Like all addictions, our Debt problem requires character to break.  To withdraw from the thing you think you need requires a determination, a strength not found in all, a vision of a better tomorrow.  While our fellow Europeans have chained themselves to the Euro, but without a fiscal union, we must steel a march.  We must strengthen our own monetary and fiscal position before we can help elsewhere.  To step confidently into the unknown but in the knowledge that to continue to walk this path of destruction only prolongs our fate a little longer.

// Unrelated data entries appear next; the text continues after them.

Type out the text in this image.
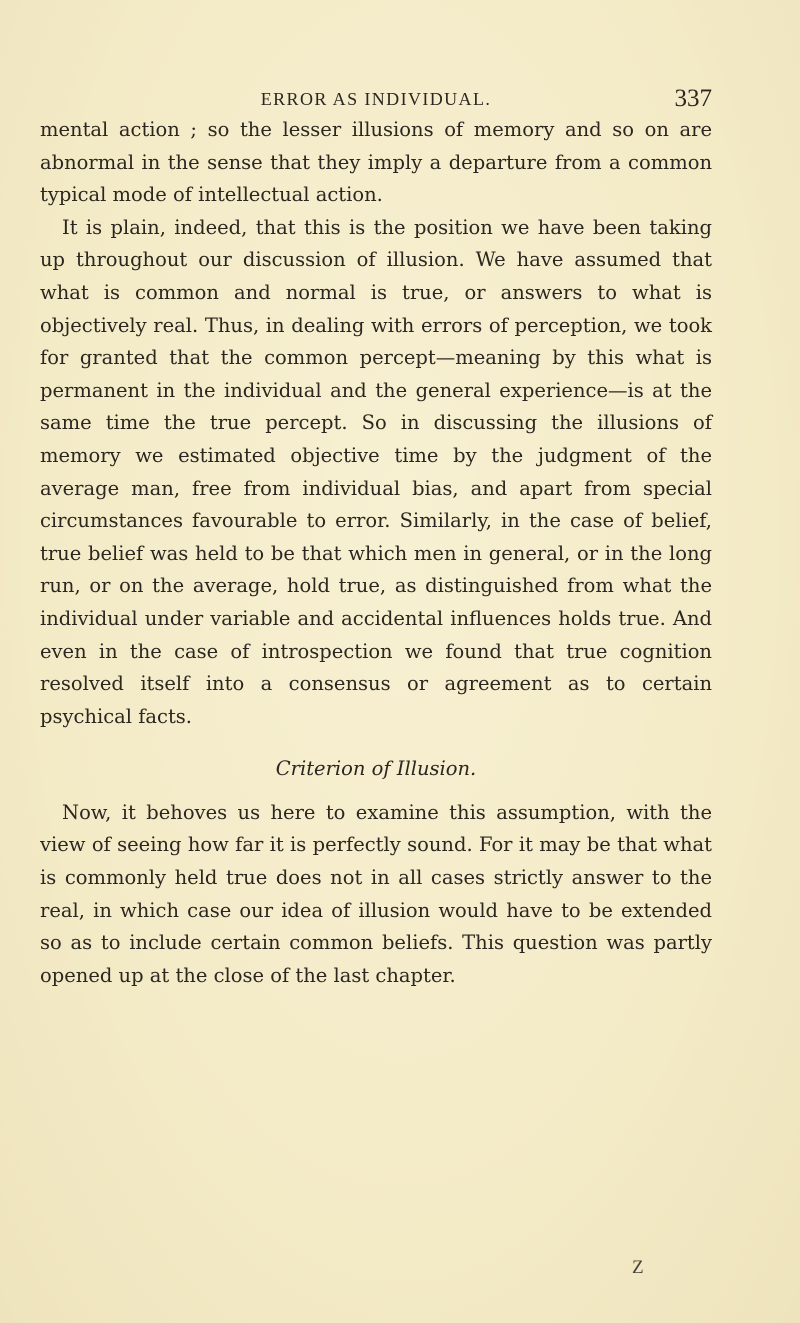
ERROR AS INDIVIDUAL.	337

mental action ; so the lesser illusions of memory and so on are abnormal in the sense that they imply a departure from a common typical mode of intellectual action.

It is plain, indeed, that this is the position we have been taking up throughout our discussion of illusion. We have assumed that what is common and normal is true, or answers to what is objectively real. Thus, in dealing with errors of perception, we took for granted that the common percept—meaning by this what is permanent in the individual and the general experience—is at the same time the true percept. So in discussing the illusions of memory we estimated objective time by the judgment of the average man, free from individual bias, and apart from special circumstances favourable to error. Similarly, in the case of belief, true belief was held to be that which men in general, or in the long run, or on the average, hold true, as distinguished from what the individual under variable and accidental influences holds true. And even in the case of introspection we found that true cognition resolved itself into a consensus or agreement as to certain psychical facts.

Criterion of Illusion.

Now, it behoves us here to examine this assumption, with the view of seeing how far it is perfectly sound. For it may be that what is commonly held true does not in all cases strictly answer to the real, in which case our idea of illusion would have to be extended so as to include certain common beliefs. This question was partly opened up at the close of the last chapter.

Z
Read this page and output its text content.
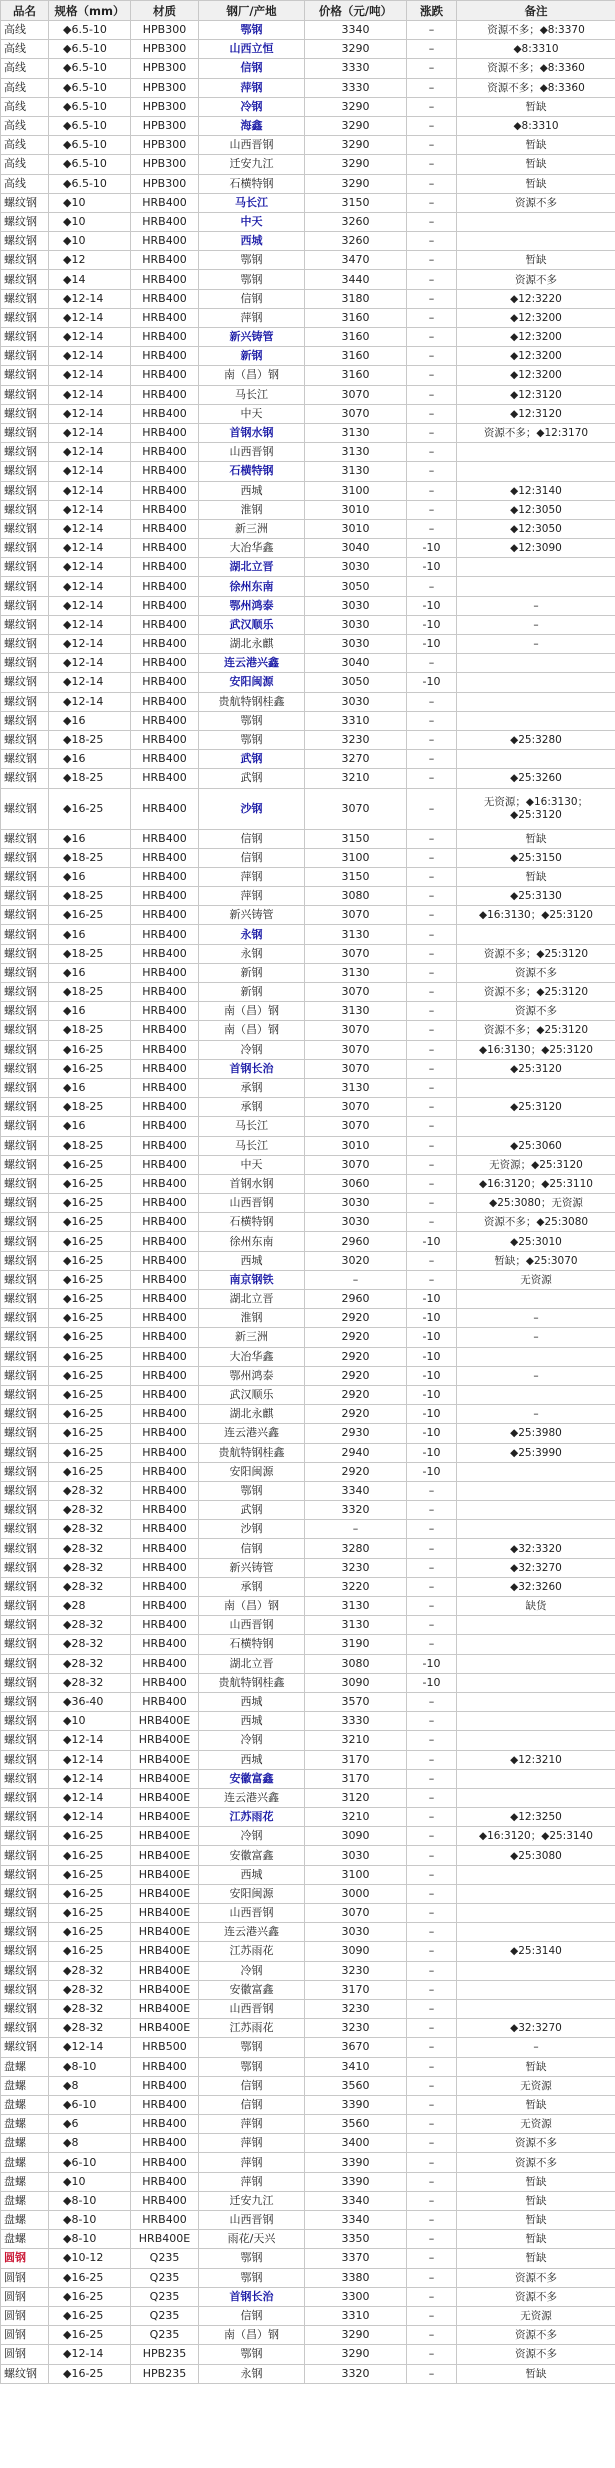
品名	规格（mm）	材质	钢厂/产地	价格（元/吨）	涨跌	备注
高线	◆6.5-10	HPB300	鄂钢	3340	–	资源不多；◆8:3370
高线	◆6.5-10	HPB300	山西立恒	3290	–	◆8:3310
高线	◆6.5-10	HPB300	信钢	3330	–	资源不多；◆8:3360
高线	◆6.5-10	HPB300	萍钢	3330	–	资源不多；◆8:3360
高线	◆6.5-10	HPB300	冷钢	3290	–	暂缺
高线	◆6.5-10	HPB300	海鑫	3290	–	◆8:3310
高线	◆6.5-10	HPB300	山西晋钢	3290	–	暂缺
高线	◆6.5-10	HPB300	迁安九江	3290	–	暂缺
高线	◆6.5-10	HPB300	石横特钢	3290	–	暂缺
螺纹钢	◆10	HRB400	马长江	3150	–	资源不多
螺纹钢	◆10	HRB400	中天	3260	–	
螺纹钢	◆10	HRB400	西城	3260	–	
螺纹钢	◆12	HRB400	鄂钢	3470	–	暂缺
螺纹钢	◆14	HRB400	鄂钢	3440	–	资源不多
螺纹钢	◆12-14	HRB400	信钢	3180	–	◆12:3220
螺纹钢	◆12-14	HRB400	萍钢	3160	–	◆12:3200
螺纹钢	◆12-14	HRB400	新兴铸管	3160	–	◆12:3200
螺纹钢	◆12-14	HRB400	新钢	3160	–	◆12:3200
螺纹钢	◆12-14	HRB400	南（昌）钢	3160	–	◆12:3200
螺纹钢	◆12-14	HRB400	马长江	3070	–	◆12:3120
螺纹钢	◆12-14	HRB400	中天	3070	–	◆12:3120
螺纹钢	◆12-14	HRB400	首钢水钢	3130	–	资源不多；◆12:3170
螺纹钢	◆12-14	HRB400	山西晋钢	3130	–	
螺纹钢	◆12-14	HRB400	石横特钢	3130	–	
螺纹钢	◆12-14	HRB400	西城	3100	–	◆12:3140
螺纹钢	◆12-14	HRB400	淮钢	3010	–	◆12:3050
螺纹钢	◆12-14	HRB400	新三洲	3010	–	◆12:3050
螺纹钢	◆12-14	HRB400	大冶华鑫	3040	-10	◆12:3090
螺纹钢	◆12-14	HRB400	湖北立晋	3030	-10	
螺纹钢	◆12-14	HRB400	徐州东南	3050	–	
螺纹钢	◆12-14	HRB400	鄂州鸿泰	3030	-10	–
螺纹钢	◆12-14	HRB400	武汉顺乐	3030	-10	–
螺纹钢	◆12-14	HRB400	湖北永麒	3030	-10	–
螺纹钢	◆12-14	HRB400	连云港兴鑫	3040	–	
螺纹钢	◆12-14	HRB400	安阳闽源	3050	-10	
螺纹钢	◆12-14	HRB400	贵航特钢桂鑫	3030	–	
螺纹钢	◆16	HRB400	鄂钢	3310	–	
螺纹钢	◆18-25	HRB400	鄂钢	3230	–	◆25:3280
螺纹钢	◆16	HRB400	武钢	3270	–	
螺纹钢	◆18-25	HRB400	武钢	3210	–	◆25:3260
螺纹钢	◆16-25	HRB400	沙钢	3070	–	无资源；◆16:3130；◆25:3120
螺纹钢	◆16	HRB400	信钢	3150	–	暂缺
螺纹钢	◆18-25	HRB400	信钢	3100	–	◆25:3150
螺纹钢	◆16	HRB400	萍钢	3150	–	暂缺
螺纹钢	◆18-25	HRB400	萍钢	3080	–	◆25:3130
螺纹钢	◆16-25	HRB400	新兴铸管	3070	–	◆16:3130；◆25:3120
螺纹钢	◆16	HRB400	永钢	3130	–	
螺纹钢	◆18-25	HRB400	永钢	3070	–	资源不多；◆25:3120
螺纹钢	◆16	HRB400	新钢	3130	–	资源不多
螺纹钢	◆18-25	HRB400	新钢	3070	–	资源不多；◆25:3120
螺纹钢	◆16	HRB400	南（昌）钢	3130	–	资源不多
螺纹钢	◆18-25	HRB400	南（昌）钢	3070	–	资源不多；◆25:3120
螺纹钢	◆16-25	HRB400	冷钢	3070	–	◆16:3130；◆25:3120
螺纹钢	◆16-25	HRB400	首钢长治	3070	–	◆25:3120
螺纹钢	◆16	HRB400	承钢	3130	–	
螺纹钢	◆18-25	HRB400	承钢	3070	–	◆25:3120
螺纹钢	◆16	HRB400	马长江	3070	–	
螺纹钢	◆18-25	HRB400	马长江	3010	–	◆25:3060
螺纹钢	◆16-25	HRB400	中天	3070	–	无资源；◆25:3120
螺纹钢	◆16-25	HRB400	首钢水钢	3060	–	◆16:3120；◆25:3110
螺纹钢	◆16-25	HRB400	山西晋钢	3030	–	◆25:3080；无资源
螺纹钢	◆16-25	HRB400	石横特钢	3030	–	资源不多；◆25:3080
螺纹钢	◆16-25	HRB400	徐州东南	2960	-10	◆25:3010
螺纹钢	◆16-25	HRB400	西城	3020	–	暂缺；◆25:3070
螺纹钢	◆16-25	HRB400	南京钢铁	–	–	无资源
螺纹钢	◆16-25	HRB400	湖北立晋	2960	-10	
螺纹钢	◆16-25	HRB400	淮钢	2920	-10	–
螺纹钢	◆16-25	HRB400	新三洲	2920	-10	–
螺纹钢	◆16-25	HRB400	大冶华鑫	2920	-10	
螺纹钢	◆16-25	HRB400	鄂州鸿泰	2920	-10	–
螺纹钢	◆16-25	HRB400	武汉顺乐	2920	-10	
螺纹钢	◆16-25	HRB400	湖北永麒	2920	-10	–
螺纹钢	◆16-25	HRB400	连云港兴鑫	2930	-10	◆25:3980
螺纹钢	◆16-25	HRB400	贵航特钢桂鑫	2940	-10	◆25:3990
螺纹钢	◆16-25	HRB400	安阳闽源	2920	-10	
螺纹钢	◆28-32	HRB400	鄂钢	3340	–	
螺纹钢	◆28-32	HRB400	武钢	3320	–	
螺纹钢	◆28-32	HRB400	沙钢	–	–	
螺纹钢	◆28-32	HRB400	信钢	3280	–	◆32:3320
螺纹钢	◆28-32	HRB400	新兴铸管	3230	–	◆32:3270
螺纹钢	◆28-32	HRB400	承钢	3220	–	◆32:3260
螺纹钢	◆28	HRB400	南（昌）钢	3130	–	缺货
螺纹钢	◆28-32	HRB400	山西晋钢	3130	–	
螺纹钢	◆28-32	HRB400	石横特钢	3190	–	
螺纹钢	◆28-32	HRB400	湖北立晋	3080	-10	
螺纹钢	◆28-32	HRB400	贵航特钢桂鑫	3090	-10	
螺纹钢	◆36-40	HRB400	西城	3570	–	
螺纹钢	◆10	HRB400E	西城	3330	–	
螺纹钢	◆12-14	HRB400E	冷钢	3210	–	
螺纹钢	◆12-14	HRB400E	西城	3170	–	◆12:3210
螺纹钢	◆12-14	HRB400E	安徽富鑫	3170	–	
螺纹钢	◆12-14	HRB400E	连云港兴鑫	3120	–	
螺纹钢	◆12-14	HRB400E	江苏雨花	3210	–	◆12:3250
螺纹钢	◆16-25	HRB400E	冷钢	3090	–	◆16:3120；◆25:3140
螺纹钢	◆16-25	HRB400E	安徽富鑫	3030	–	◆25:3080
螺纹钢	◆16-25	HRB400E	西城	3100	–	
螺纹钢	◆16-25	HRB400E	安阳闽源	3000	–	
螺纹钢	◆16-25	HRB400E	山西晋钢	3070	–	
螺纹钢	◆16-25	HRB400E	连云港兴鑫	3030	–	
螺纹钢	◆16-25	HRB400E	江苏雨花	3090	–	◆25:3140
螺纹钢	◆28-32	HRB400E	冷钢	3230	–	
螺纹钢	◆28-32	HRB400E	安徽富鑫	3170	–	
螺纹钢	◆28-32	HRB400E	山西晋钢	3230	–	
螺纹钢	◆28-32	HRB400E	江苏雨花	3230	–	◆32:3270
螺纹钢	◆12-14	HRB500	鄂钢	3670	–	–
盘螺	◆8-10	HRB400	鄂钢	3410	–	暂缺
盘螺	◆8	HRB400	信钢	3560	–	无资源
盘螺	◆6-10	HRB400	信钢	3390	–	暂缺
盘螺	◆6	HRB400	萍钢	3560	–	无资源
盘螺	◆8	HRB400	萍钢	3400	–	资源不多
盘螺	◆6-10	HRB400	萍钢	3390	–	资源不多
盘螺	◆10	HRB400	萍钢	3390	–	暂缺
盘螺	◆8-10	HRB400	迁安九江	3340	–	暂缺
盘螺	◆8-10	HRB400	山西晋钢	3340	–	暂缺
盘螺	◆8-10	HRB400E	雨花/天兴	3350	–	暂缺
圆钢	◆10-12	Q235	鄂钢	3370	–	暂缺
圆钢	◆16-25	Q235	鄂钢	3380	–	资源不多
圆钢	◆16-25	Q235	首钢长治	3300	–	资源不多
圆钢	◆16-25	Q235	信钢	3310	–	无资源
圆钢	◆16-25	Q235	南（昌）钢	3290	–	资源不多
圆钢	◆12-14	HPB235	鄂钢	3290	–	资源不多
螺纹钢	◆16-25	HPB235	永钢	3320	–	暂缺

A Government Debt Ceiling would bring about a new age of Sustainable Capitalism, transform the perception of our Government Debt, and by extension parliamentary politics into a valued commodity, a real asset, one of finite supply.  Interest rates can remain low, asset prices high, and our banks can once again, refocus on their customers.  The City has been given free rein for too long, in exchange for financing the profligate government deficits.  We must avoid blinkers but instead use new, advanced racing bridles, and the services of a Richard Hughes or Johnson so as to maintain a perfect partnership.

By changing perceived wisdom, our leaders will be forced to lead, and behaviour down the curve will be changed.  The majority of the great British public have only ever wanted genuine leadership from Government and authority.  Leaders with conviction, a sense of right and wrong, and a vision of a better future for all, not just a few.

But where will future growth come from I hear you cry.  Simply from the ingenuity of the young, and young at heart.  Groups of individuals empowered, without the yoke of excessive restriction, to engineer and create in any field of human need, using technology, as Google so admirably put it,  for the power of good.  Good ideas must flourish and bad ones fail, the nature of the beast.  We should reject the myth that failure is a sin which nobody returns.  Failure itself is merely the opportunity for further learning and to perfect ones ideas.

By setting our shoulders to the wheel, together we can reform the normal distribution, reduce the generational and intra-generational inequalities, and create order from this chaos, making Britain great once again.